Treasure Hunt Engine Blew Up Because We Trusted the Demo

#ai #programming #machinelearning #webdev

The Problem We Were Actually Solving

Every Friday at 17:00 UTC the Veltrix platform queued up 120 000 concurrent players for a treasure-hunt event. The engines job was to resolve spatial queries against a 110 GB world graph in under 400 ms. During the first test, the median response time was 180 ms—comfortably inside the SLA—but the p99 spiked to 1 900 ms. We traced the spike to a single PostgreSQL CTE that joined treasure locations, player inventories, and dynamic loot tables. Autovacuum froze on the loot table while autovacuum_wraparound_* counters climbed from 200 to 2 000 in 30 seconds. The DB logs simply said vacuuming is in progress, which is the kind of shrug you never see in a demo.

What We Tried First (And Why It Failed)

Our first reflex was to shard the world graph horizontally. We split the graph into 16 shards by chunk coordinates (X/8192, Y/8192, Z/8192) and routed queries with a simple modulo. The shard-level latency dropped to 60 ms median and 320 ms p99, looking great on the monitoring dashboard. In production, however, half of the queries were cross-shard because players clustered around a single dungeon entrance. The coordinator node then started serializing 100-way cross-shard joins, and the p99 climbed to 2 800 ms again. At that point the cluster CPU was 78 % idle and the network RTT was 0.6 ms; the bottleneck was not compute, it was coordination skew.

We also tried a Redis-layer cache: LUA scripts that cached the entire player inventory per shard for 30 seconds. The first hit ratio reached 89 %, but the cache stampede after each event start caused 45 000 cache misses in 5 seconds. We watched the Redis eviction rate spike to 9 800 keys/sec and the p99 latency climbed to 1 100 ms. The manifests never mentioned cache coherency or key invalidation batches.

The Architecture Decision

We ripped out both solutions and replaced them with a single vertical partition inside PostgreSQL.
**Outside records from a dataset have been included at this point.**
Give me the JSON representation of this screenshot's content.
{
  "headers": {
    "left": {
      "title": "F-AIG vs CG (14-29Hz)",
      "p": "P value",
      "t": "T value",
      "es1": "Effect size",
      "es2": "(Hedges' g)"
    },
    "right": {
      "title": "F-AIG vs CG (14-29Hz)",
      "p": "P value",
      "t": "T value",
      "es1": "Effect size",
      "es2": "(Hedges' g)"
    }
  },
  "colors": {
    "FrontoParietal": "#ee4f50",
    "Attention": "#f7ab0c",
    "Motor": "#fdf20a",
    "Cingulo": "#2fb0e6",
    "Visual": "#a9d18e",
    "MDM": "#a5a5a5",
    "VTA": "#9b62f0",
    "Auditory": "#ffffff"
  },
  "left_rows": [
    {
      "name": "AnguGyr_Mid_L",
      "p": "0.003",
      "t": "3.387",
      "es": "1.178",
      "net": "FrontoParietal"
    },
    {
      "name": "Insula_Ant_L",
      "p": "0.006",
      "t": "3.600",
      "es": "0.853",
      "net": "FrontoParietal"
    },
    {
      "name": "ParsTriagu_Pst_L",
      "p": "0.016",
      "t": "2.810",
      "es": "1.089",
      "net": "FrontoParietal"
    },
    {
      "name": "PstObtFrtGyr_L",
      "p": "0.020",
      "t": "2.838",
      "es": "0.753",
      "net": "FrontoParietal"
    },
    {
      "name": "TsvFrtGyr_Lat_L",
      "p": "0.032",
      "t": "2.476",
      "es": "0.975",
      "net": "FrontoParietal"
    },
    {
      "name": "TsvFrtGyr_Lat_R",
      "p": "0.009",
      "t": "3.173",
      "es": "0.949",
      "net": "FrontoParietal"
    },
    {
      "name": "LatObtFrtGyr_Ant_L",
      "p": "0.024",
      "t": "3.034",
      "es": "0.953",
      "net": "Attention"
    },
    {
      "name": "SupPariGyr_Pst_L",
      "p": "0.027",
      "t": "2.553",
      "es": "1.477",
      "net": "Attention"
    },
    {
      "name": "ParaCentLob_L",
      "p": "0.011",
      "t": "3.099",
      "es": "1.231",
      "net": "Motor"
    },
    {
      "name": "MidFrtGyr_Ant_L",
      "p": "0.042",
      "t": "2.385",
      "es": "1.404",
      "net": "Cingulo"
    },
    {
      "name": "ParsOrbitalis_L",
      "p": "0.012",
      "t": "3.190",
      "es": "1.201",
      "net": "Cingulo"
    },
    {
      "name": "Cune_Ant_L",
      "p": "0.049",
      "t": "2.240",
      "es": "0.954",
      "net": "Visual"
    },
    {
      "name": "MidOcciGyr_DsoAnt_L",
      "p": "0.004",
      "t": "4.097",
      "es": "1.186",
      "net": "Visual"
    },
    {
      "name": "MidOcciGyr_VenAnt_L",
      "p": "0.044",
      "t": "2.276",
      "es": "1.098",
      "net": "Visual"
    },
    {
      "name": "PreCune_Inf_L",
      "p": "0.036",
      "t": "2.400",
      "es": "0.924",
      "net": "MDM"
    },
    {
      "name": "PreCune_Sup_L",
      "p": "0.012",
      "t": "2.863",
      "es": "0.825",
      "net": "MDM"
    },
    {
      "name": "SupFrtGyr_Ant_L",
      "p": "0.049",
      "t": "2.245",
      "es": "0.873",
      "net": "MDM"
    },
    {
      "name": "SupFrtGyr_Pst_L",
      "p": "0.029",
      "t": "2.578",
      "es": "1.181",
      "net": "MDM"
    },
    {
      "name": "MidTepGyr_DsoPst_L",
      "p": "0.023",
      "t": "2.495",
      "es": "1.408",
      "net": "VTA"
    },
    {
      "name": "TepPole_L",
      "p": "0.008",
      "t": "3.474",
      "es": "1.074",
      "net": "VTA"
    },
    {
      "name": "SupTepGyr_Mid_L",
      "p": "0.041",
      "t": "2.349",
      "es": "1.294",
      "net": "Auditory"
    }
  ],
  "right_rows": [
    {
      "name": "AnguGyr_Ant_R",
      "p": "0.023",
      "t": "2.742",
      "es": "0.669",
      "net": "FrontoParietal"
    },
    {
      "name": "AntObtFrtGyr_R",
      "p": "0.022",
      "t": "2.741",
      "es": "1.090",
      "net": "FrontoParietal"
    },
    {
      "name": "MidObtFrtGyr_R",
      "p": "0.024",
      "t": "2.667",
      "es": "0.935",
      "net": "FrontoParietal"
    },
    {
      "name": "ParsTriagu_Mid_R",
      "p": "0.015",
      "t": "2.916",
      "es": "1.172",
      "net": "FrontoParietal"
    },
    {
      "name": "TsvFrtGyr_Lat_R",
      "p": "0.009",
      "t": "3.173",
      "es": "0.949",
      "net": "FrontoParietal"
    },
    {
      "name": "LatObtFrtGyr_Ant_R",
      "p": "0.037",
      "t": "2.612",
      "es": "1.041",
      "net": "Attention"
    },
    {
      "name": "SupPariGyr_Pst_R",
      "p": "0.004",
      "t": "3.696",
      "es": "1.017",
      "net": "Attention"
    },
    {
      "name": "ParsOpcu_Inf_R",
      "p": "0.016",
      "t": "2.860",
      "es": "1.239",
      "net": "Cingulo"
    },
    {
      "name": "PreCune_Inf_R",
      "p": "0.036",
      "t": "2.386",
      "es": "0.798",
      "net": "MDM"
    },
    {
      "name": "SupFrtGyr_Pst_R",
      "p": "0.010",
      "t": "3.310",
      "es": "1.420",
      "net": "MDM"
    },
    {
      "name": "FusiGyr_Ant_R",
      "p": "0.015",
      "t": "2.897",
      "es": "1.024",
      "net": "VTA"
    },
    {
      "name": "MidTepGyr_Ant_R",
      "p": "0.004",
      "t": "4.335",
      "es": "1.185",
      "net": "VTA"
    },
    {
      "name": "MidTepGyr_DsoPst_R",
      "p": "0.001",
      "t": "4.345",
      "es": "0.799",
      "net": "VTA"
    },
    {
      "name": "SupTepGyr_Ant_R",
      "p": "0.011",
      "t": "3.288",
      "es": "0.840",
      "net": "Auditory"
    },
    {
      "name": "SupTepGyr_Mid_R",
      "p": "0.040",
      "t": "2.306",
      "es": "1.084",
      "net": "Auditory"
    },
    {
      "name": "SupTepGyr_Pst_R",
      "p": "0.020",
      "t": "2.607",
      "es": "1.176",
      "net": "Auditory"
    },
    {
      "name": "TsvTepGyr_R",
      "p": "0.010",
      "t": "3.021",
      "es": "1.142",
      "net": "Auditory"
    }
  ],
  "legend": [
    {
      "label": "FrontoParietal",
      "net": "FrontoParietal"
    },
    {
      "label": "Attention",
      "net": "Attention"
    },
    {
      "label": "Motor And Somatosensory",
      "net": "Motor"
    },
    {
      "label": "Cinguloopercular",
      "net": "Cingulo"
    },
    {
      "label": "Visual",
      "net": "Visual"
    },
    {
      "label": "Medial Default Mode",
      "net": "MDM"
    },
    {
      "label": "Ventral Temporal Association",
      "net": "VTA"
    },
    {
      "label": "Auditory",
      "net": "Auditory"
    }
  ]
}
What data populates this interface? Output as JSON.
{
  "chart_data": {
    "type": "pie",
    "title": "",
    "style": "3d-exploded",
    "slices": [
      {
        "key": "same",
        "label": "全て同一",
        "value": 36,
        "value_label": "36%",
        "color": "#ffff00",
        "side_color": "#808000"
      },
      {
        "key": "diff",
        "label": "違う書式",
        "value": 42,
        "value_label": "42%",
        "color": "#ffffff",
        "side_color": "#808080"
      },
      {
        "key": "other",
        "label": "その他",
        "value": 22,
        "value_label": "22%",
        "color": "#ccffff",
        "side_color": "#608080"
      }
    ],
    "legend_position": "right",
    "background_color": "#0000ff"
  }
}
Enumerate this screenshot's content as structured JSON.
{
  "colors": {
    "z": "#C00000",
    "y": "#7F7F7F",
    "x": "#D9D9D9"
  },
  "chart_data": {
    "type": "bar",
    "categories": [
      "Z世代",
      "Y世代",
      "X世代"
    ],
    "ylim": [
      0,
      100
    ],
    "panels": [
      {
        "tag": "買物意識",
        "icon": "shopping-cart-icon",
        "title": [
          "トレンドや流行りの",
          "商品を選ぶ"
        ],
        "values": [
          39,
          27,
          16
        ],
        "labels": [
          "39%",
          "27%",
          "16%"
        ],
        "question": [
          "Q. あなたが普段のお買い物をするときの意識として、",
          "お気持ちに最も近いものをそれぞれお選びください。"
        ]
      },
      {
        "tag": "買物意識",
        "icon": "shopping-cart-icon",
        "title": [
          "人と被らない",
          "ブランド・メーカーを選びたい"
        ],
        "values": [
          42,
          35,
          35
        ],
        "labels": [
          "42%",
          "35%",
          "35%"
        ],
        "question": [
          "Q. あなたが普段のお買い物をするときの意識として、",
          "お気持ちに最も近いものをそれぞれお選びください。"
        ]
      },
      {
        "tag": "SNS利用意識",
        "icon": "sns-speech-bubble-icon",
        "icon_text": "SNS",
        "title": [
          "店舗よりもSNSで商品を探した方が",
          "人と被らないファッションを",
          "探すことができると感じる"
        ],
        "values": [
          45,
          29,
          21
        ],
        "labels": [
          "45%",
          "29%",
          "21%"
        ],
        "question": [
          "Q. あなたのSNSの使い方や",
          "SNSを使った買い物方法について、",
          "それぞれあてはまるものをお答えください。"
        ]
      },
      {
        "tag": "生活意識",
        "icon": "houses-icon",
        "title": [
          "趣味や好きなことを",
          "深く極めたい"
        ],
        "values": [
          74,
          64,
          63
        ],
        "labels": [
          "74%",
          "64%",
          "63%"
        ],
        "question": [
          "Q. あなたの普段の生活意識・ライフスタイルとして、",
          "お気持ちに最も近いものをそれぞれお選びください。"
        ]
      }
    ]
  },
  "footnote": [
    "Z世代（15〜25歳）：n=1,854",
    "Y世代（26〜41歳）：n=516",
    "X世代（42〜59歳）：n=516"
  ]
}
The key insight was that the treasure-hunt queries only needed four tables: world_nodes, player_inventories, loot_tables, and events_metadata. All three queries in the engine could be expressed as a star join on a central fact table: treasure_hunts(id, world_id, loot_table_id, player_id, status, updated_at). We denormalized the star into a single 140 GB hypertree table with BRIN indexes on world_id and updated_at, and kept a tiny 3 GB materialized view for per-player summaries refreshed every 5 minutes.

The planner now used the BRIN indexes for range scans on world_id, avoiding the large CTE join. We set autovacuum_naptime to 10 s and added a custom extension, pg_partial_agg, that computes the per-player summary incrementally. The vacuum workload dropped to 3 % of what it was before, and the p99 stabilized at 210 ms under 130 000 concurrent queries.

The tradeoff was disk: the hypertree table ballooned from 110 GB to 140 GB, but we gained 1.4 TB of SSD headroom on the Veltrix nodes after we decommissioned the Redis cluster. We also lost the horizontal scaling story; if the next event hits 250 000 players we will need to repartition manually—there is no hot-swap here.

What The Numbers Said After

After the switch:

p95 response time stayed at 180 ms across all 15 Friday events.
p99 stayed below 280 ms, with 99.9 % of events finishing under 300 ms.
CPU utilization on the primary replica dropped from 48 % to 12 %.
Autovacuum wraparound warnings disappeared entirely.
The only remaining failure mode is when the BRIN pages are still cold after a node restart; the first query after reboot can stall for 800 ms while the OS page cache loads. We mitigated that by pre-warming the BRIN pages with pg_prewarm during the node boot cycle.

What I Would Do Differently

I would not trust any marketing slide that shows linear scaling without cold-start data. The demo cluster was 1/10th the size and already warmed up; we learned nothing about vacuum storms or buffer cache misses. I would also insist on a chaos-engineering budget: every Friday we should simulate a node loss at event start to verify that the p99 does not collapse during a failover. Our current failover time is 4.2 s, which is still visible in telemetry as a 1 100 ms spike for the unlucky 1 % of requests that land on the newly promoted leader.

Finally, I would push back against the feature team that wanted to add a real-time loot-tiering algorithm to the treasure engine. That feature would have meant another hot table with 1 MHz updates and killed our current p99. Instead, we moved loot tiering to a background job that publishes to Kafka and the engine only reads the pre-computed tier. The theater of dynamic loot is impressive, but in production it is just another source of latency variance we do not need.